Taken together, our methodology occupies an intermediate space between traditional, controlled experiment and large-scale observational study32, aiming to engage longstanding concerns regarding the ecological validity and generalisability of laboratory-based decision research2. Importantly, the approach can be seen as complementary to, for example, high-stakes, representative-sample, or supervised experiments by broadening the scope of settings in which economic and social decision-making can be observed. Public venues, such as museums, thus represent valuable and currently underutilised venues for behavioural experimentation which can help achieve rich data collection and meaningful community engagement. By answering the call for more ecologically grounded research through a cost-effective, controlled yet publicly accessible research design, this study offers a model for future research seeking to test established findings on decision-making processes and extend them into ecologically grounded contexts.

Limitations

Several important limitations of our approach and design should, nonetheless, be acknowledged. The museum-based context may introduce particular selection biases, as participation was voluntary and individuals could choose to disengage from the experiment at any point. This potential self-selection at the venue may have influenced the composition of the sample, and future research should examine the extent to which these findings generalise to additional decision settings or contexts.

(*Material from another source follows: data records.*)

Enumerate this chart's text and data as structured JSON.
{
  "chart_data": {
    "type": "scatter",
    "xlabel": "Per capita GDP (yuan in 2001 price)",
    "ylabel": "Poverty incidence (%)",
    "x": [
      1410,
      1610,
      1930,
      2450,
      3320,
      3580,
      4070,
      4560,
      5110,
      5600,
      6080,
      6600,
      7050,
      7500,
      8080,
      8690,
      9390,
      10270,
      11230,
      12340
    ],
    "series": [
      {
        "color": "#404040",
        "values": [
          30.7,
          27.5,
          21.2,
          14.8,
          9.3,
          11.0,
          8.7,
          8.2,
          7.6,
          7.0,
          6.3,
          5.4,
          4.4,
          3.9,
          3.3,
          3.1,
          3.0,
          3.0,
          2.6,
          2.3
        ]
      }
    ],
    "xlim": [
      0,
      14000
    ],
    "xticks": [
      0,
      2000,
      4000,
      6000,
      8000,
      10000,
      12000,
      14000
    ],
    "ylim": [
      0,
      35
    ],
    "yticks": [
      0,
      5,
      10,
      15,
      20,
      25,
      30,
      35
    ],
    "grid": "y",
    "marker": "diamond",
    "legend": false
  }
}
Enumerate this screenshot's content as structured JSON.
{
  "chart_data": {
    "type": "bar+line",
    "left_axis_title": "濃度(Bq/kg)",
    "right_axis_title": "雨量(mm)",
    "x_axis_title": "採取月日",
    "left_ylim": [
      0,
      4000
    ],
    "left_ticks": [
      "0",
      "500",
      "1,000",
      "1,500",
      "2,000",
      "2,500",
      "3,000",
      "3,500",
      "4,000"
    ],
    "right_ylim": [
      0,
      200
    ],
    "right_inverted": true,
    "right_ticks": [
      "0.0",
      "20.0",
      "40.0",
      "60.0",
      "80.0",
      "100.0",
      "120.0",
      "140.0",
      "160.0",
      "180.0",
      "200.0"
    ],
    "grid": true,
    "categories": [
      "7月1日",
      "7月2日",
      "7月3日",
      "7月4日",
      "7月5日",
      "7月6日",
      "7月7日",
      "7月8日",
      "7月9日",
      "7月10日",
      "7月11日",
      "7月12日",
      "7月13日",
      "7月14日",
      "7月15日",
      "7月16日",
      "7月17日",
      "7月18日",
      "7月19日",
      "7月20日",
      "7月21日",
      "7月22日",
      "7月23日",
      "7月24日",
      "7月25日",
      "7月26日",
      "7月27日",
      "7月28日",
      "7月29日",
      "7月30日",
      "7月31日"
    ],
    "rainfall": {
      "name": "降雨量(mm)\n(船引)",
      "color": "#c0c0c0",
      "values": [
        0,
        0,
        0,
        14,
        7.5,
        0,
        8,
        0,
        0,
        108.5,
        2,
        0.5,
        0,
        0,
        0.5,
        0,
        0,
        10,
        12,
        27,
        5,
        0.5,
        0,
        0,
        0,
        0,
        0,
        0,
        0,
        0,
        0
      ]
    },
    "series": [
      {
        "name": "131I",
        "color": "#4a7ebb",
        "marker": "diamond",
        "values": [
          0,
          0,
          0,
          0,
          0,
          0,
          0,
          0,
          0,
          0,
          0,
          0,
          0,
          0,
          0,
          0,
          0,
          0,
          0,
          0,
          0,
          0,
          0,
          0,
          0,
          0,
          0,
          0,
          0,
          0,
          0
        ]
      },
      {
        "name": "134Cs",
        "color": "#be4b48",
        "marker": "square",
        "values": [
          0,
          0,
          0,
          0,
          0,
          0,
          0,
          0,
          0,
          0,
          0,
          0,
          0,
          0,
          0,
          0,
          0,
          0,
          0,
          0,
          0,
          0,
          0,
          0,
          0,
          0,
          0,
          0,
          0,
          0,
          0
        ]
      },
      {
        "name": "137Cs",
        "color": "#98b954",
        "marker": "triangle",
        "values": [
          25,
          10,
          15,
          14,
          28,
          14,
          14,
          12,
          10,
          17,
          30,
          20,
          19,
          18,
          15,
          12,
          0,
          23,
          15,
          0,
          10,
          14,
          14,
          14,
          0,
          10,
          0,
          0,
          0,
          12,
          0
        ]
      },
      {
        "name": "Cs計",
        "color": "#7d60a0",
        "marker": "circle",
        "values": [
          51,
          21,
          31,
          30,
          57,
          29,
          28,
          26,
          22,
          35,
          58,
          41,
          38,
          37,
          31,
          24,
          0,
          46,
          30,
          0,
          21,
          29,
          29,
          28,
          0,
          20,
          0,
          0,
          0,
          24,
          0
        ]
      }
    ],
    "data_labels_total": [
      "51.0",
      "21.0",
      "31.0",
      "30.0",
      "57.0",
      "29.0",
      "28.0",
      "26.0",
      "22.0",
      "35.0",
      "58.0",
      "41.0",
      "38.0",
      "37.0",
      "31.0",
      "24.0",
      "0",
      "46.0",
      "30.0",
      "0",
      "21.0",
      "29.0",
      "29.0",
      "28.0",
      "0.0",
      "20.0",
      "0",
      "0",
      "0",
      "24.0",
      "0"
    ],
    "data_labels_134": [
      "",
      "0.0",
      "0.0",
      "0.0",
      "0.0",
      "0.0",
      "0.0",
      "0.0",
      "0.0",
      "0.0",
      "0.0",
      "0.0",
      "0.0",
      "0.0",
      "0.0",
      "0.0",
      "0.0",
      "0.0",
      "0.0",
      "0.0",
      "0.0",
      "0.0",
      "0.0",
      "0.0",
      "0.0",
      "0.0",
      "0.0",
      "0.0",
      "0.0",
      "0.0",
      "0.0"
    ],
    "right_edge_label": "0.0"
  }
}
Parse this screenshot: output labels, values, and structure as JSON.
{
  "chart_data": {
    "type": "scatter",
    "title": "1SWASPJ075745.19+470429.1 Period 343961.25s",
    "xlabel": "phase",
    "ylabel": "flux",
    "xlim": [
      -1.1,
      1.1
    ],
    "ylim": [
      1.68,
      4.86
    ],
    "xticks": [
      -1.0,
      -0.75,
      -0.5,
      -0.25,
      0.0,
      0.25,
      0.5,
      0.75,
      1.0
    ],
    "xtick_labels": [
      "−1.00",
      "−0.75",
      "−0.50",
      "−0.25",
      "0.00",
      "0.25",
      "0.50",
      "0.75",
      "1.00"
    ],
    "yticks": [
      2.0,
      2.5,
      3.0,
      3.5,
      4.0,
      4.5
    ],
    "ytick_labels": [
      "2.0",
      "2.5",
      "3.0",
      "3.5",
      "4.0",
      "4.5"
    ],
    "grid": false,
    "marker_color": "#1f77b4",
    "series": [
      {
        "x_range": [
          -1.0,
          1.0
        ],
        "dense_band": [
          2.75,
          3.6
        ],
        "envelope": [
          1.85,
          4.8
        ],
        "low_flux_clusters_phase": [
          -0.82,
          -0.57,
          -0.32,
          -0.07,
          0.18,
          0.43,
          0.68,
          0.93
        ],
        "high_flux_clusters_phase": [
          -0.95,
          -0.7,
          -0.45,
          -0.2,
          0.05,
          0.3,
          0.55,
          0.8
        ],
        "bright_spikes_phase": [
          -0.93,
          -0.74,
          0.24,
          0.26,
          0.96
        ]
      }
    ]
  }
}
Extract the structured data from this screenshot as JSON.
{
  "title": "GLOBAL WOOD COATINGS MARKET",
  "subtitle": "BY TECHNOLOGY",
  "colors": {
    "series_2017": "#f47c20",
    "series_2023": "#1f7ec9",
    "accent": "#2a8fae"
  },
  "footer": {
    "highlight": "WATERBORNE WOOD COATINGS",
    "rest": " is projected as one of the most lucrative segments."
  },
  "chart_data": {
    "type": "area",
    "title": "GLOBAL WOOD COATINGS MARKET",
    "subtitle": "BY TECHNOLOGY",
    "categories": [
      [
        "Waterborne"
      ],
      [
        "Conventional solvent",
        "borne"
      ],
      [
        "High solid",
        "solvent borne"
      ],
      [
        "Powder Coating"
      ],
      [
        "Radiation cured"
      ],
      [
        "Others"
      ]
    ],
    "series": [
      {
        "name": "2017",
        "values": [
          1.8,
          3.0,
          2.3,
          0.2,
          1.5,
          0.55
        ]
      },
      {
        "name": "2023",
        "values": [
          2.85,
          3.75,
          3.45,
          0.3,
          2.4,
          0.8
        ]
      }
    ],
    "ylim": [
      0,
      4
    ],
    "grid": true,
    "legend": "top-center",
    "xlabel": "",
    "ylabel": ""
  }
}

Moreover, while the environment of the museum setting introduced more dynamic, real-world decision-making conditions than are typical of laboratory studies, the uncontrolled nature of the experimental setup (including how busy or distracting the venue was on the day) might have affected participant behaviour in ways not fully accounted for in our analyses, for example, resulting in individuals participating multiple times or answering collectively. In respect of the design, our binary accept or reject format in response to highly generous and selfish offers constrains the granularity with which we can infer participants’ minimum acceptable offers (MAO). Further research could shed light on this by directly estimating MAO distributions, together with reaction times, to provide further detail on acceptance behaviour in such a lab-in-the-field setting. Similarly, the binary classification of sampling behaviour, while informative for addressing the present goals of this study, may underrepresent the complexity of information-seeking strategies. Although our results show that the amount of sampling did not materially impact choices, additional investigation into the gradations of sampling behaviour (including partial versus exhaustive patterns) could provide further insights into individual differences in information-seeking tendencies and their role in shaping expectations and decision-making.

Conclusion

The findings from this ecologically enhanced study highlight the robustness of fairness norms, extending prior laboratory findings to a non-standard and dynamic experimental context. Moreover, we highlight the role of authentic information-seeking in shaping expectations and fairness judgements, while emphasising the impact of demographic-temporal factors on such behaviours. Methodologically, our citizen science, lab-in-the-field approach underscores the potential of this framework as both a rigorous data collection tool and a means of engaging communities in experimental processes, achieving the dual benefits of research and outreach. Embedding research in public spaces can thus enrich psychological science, advancing scientific understanding and societal appreciation of the crucial social norms, including fairness, that ultimately shape society.